Even more amazing was a driver who I started chatting with outside a bar where we were watching the World Cup with some great girls we met from Yale (actually on their way to Beijing for the Duke in China program—it’s a small world!). I invited the driver to come have a beer with us and asked him about what it was like during the regime, and he just began to talk. Both of his parents were taken to Toul Sleng and murdered. He was sent to live with his grandmother and the two of them also fled to the Thai border. The Khmer Rouge came and his siblings ended up being captured and killed as well, but he managed to escape, and was finally able to get back to the city when the Vietnamese Occupation began. He saved up to buy a tuk-tuk and now drives most of the day and night, working 16 or more hours a day. He said he takes tourists to the prison and killing fields all the time, but he cannot ever go in. He wasn’t afraid at all to tell us how much he hated the current Prime Minister and told all sorts of stories of the corruption. If only there was a way for these passionate, intelligent individuals to have a say in running the government—there would be a possibility for change!
The night ended with us all embracing our new friend (and us planning to meet the Yale girls again in Vietnam the next day), and so concluded our last night in Cambodia. I have written on and on about this country, but I have never been so captivated in my life. The history is more terrible than anything I could ever have dreamed of as the country as been passed around like yesterday’s scraps for centuries. There are such absolute extremes of rich and grinding, hopeless poor. Yet, the people are all so ebullient and have such a grateful, humble outlook on life.
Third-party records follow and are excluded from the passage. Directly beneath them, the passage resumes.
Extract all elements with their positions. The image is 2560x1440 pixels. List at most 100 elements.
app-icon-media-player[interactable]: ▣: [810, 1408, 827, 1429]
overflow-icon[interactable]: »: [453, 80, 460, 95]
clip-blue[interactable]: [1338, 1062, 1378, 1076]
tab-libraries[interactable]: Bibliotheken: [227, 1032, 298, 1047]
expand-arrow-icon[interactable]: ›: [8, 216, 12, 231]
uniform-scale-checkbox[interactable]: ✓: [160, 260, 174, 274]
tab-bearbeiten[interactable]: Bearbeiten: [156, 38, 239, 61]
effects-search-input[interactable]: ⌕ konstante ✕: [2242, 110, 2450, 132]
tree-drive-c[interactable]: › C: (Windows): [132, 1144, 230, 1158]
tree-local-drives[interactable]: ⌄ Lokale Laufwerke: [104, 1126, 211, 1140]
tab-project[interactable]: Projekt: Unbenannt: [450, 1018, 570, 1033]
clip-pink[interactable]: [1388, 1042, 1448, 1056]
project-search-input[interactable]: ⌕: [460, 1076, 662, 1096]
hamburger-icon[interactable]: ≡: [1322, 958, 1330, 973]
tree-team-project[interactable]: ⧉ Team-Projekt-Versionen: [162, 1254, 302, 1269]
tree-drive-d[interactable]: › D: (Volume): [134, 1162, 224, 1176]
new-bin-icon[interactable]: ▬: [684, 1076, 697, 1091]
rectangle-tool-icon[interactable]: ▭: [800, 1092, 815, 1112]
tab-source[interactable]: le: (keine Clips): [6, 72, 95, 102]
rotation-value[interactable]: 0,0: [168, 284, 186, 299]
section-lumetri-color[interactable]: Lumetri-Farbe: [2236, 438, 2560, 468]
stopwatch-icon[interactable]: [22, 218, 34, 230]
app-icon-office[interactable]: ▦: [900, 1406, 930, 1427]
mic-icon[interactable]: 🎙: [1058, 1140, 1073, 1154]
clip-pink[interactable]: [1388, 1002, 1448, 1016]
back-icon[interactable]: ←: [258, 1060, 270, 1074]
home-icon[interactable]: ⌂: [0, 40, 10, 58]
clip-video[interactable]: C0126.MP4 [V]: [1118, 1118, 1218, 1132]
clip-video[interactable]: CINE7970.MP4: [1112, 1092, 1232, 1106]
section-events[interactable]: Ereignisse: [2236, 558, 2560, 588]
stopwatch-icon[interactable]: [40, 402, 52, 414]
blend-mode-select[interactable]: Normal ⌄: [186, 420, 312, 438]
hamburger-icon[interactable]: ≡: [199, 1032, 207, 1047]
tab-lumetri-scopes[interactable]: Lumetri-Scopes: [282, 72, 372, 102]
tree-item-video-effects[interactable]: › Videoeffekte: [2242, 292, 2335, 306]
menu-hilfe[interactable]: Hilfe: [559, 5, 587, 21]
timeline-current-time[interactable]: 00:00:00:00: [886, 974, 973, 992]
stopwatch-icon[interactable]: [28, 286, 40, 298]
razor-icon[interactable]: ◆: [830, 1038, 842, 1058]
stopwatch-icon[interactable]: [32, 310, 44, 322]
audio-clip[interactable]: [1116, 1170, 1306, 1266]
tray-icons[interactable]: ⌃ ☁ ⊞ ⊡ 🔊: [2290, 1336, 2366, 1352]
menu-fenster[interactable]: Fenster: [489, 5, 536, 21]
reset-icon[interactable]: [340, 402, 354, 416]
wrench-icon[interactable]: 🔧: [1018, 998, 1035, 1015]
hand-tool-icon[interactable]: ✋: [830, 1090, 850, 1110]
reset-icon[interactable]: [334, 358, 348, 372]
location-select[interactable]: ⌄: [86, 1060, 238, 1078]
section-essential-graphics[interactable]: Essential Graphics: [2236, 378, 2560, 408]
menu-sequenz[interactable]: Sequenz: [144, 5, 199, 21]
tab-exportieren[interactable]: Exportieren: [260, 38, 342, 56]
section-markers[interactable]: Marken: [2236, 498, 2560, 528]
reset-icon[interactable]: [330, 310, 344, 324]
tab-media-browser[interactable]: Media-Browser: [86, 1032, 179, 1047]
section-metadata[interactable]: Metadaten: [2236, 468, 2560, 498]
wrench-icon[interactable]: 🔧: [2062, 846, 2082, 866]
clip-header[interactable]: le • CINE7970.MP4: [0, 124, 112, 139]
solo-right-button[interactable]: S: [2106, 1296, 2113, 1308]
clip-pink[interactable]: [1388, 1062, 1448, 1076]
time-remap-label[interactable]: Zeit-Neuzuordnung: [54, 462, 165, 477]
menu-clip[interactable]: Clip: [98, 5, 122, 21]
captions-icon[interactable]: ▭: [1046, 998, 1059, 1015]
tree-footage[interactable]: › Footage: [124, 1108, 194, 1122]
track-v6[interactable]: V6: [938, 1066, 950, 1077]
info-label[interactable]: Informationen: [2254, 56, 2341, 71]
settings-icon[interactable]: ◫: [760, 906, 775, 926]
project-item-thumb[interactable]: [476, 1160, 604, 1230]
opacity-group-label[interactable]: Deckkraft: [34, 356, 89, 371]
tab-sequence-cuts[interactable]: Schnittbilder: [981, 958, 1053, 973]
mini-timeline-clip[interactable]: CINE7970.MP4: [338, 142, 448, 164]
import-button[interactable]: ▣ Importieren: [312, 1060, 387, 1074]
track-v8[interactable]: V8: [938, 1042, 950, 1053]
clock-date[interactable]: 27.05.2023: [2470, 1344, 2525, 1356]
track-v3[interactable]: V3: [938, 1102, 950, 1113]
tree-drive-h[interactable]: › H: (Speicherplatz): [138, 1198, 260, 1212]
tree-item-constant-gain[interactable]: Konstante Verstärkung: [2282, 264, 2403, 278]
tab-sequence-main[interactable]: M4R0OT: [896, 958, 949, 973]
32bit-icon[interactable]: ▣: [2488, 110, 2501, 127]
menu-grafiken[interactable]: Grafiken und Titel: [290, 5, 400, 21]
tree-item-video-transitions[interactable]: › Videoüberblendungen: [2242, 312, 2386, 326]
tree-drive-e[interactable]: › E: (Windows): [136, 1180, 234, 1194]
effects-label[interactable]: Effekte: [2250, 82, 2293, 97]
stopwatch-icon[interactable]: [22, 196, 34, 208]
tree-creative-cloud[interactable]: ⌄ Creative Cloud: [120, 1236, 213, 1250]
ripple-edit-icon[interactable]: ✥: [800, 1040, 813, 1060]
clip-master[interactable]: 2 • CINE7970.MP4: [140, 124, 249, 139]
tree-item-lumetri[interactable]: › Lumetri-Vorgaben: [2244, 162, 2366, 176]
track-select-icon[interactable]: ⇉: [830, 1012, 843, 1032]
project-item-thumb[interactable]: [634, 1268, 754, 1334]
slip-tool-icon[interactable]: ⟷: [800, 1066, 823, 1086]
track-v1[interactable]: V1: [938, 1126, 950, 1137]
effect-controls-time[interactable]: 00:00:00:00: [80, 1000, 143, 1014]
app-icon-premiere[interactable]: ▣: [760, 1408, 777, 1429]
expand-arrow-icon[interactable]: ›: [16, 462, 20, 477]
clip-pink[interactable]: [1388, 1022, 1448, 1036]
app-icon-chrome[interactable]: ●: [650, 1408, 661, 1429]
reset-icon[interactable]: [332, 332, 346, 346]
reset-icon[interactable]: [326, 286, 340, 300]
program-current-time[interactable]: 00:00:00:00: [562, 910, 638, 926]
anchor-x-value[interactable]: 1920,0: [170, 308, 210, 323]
Further, never have I met a group so willing to share their darkest life stories to complete strangers, and conveniently many speak such good English. English really is considered the way out and the golden key for jobs and success, so everyone works so hard to learn it. There is huge potential for development here if only the corruption could end. The country is rich in resources and full of citizens who are so committed to their education and improvement. I think in ten years Cambodia will have found the answer and have got on the same train that Japan, China, and now Vietnam have found. I want to watch and be a part of this process and maybe even do something to help it along. These past five days in Cambodia have sparked so many questions and lit up so many possibilities, and I cannot wait to return.